Me and Darby under the stalactite "chandelier." It was pretty cold in there.

While there, we saw advertisements for the Wisconsin "Trollway" and were too curious to pass it up. So, we drove a little ways to Mount Horeb, which was the cutest little town. It has a large Scandinavian population, and there are tons of cute shops and restaurants. Plus, there are like 15 troll statues scattered across town. We never found the elusive "bonus troll," although I'm sure we made some bank employees' day when we wandered into the lobby in search of the troll. I've decided that, if we can't live in Texas, I'd like to live in Mount Horeb, where I would spend all day eating cheese curds and ice cream and visiting all of the trolls.

One of the many trolls. It looks a little creepy, but we were assured that they are friendly trolls.

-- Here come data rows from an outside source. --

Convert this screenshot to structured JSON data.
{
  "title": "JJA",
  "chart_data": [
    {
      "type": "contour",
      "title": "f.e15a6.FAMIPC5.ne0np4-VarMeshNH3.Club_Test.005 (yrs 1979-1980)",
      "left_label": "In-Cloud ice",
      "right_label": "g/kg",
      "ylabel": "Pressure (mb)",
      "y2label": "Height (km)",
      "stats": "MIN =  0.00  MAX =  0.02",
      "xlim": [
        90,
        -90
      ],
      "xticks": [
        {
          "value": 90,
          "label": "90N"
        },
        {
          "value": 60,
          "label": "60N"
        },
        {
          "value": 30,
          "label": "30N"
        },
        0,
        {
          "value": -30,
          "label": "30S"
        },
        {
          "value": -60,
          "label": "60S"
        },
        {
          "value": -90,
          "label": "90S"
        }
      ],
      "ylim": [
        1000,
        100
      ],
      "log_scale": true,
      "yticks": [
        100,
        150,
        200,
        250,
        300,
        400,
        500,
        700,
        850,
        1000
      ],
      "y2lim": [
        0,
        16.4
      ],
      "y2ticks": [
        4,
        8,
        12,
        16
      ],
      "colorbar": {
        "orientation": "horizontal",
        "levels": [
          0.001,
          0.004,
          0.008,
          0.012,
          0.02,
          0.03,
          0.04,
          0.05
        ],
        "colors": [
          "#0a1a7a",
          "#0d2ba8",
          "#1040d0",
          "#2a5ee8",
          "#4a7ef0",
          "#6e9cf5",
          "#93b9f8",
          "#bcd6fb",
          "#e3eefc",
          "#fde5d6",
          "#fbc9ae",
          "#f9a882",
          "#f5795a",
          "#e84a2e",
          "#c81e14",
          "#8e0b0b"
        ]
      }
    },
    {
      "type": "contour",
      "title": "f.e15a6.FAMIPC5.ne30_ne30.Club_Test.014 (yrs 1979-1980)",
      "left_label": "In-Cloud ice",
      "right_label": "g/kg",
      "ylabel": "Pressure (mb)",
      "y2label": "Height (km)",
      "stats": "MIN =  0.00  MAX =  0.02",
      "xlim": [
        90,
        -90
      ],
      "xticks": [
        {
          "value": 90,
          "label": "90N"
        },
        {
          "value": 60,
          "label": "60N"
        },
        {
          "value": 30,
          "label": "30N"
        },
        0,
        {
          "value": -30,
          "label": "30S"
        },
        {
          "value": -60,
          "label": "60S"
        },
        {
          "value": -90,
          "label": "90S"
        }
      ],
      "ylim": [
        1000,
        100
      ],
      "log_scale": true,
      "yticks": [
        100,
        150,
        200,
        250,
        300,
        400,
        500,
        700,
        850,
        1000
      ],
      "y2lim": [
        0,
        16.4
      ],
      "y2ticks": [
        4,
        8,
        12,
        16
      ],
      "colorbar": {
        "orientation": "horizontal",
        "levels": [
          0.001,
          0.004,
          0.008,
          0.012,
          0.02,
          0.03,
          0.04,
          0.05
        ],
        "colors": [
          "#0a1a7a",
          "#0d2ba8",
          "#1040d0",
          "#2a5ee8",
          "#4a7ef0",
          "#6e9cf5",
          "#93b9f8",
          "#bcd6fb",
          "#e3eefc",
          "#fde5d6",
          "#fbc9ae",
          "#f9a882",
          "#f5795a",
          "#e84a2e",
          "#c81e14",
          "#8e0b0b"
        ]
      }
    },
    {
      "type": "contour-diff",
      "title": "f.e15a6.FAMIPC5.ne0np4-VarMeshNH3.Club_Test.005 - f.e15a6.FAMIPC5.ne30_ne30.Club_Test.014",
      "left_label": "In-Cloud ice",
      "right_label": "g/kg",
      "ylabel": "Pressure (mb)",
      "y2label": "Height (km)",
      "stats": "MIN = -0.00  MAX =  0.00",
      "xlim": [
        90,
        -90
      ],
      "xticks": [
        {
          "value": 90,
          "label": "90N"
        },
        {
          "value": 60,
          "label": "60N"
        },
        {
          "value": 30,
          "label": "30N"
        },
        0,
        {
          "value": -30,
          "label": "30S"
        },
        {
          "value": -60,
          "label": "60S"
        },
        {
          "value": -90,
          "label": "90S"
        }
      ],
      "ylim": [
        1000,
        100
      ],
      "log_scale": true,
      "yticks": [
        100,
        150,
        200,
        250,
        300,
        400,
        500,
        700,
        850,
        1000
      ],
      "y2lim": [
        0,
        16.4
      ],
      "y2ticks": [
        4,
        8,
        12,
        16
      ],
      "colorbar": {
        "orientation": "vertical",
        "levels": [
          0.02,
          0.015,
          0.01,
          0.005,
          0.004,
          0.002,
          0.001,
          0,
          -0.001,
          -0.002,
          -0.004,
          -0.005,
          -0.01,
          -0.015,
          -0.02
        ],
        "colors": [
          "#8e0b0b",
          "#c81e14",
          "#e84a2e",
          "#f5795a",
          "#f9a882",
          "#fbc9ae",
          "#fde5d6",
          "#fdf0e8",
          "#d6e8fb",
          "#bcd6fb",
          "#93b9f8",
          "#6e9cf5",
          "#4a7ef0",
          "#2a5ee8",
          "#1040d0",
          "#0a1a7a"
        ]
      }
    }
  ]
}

It was a great getaway and made my Spring Break not completely boring. I always feel a little nervous before going on a trip with other people, but it worked out marvelously. We all love to eat, and we've now discovered a shared passion for spotting troll statues. Who knew? Perhaps the most amazing thing about this trip was that I didn't plan it! Mica and Harrison made our hotel reservations, drove us there, navigated the city, etc. We were just along for the ride, and I loved it.

Monday, March 12, 2012

Good things

Well, I didn't mean to leave that sad post up for so long. I'm feeling much better now. Things have just been busy, and I haven't had time to post. A few good things from the past two weeks:
  • The 70-degree temps. Despite the wind, it's still lovely.
  • Looking forward to a quick trip to Madison with Mica and Harrison over Spring Break. I was feeling a little down about not having any plans for the break, so I was so excited when Mica invited us.
  • My first experience with Korean karaoke. For Jin's birthday, we all went. I was hesitant at first because I was picturing traditional karaoke. But this is way different. Your group goes in a room and you all sing together. It's awesome! Reminded me of playing Karaoke Revolution in high school with my girlfriends.
  • My new orange jacket. One night when Darby was out of town, I went crazy online shopping. I put like 15 things in my cart. Luckily, I came to my senses and only bought 2. I'm very satisfied with my purchase. The bright color makes me happy.

My new jacket. I'm laughing because I feel so stupid taking my own picture in the mirror.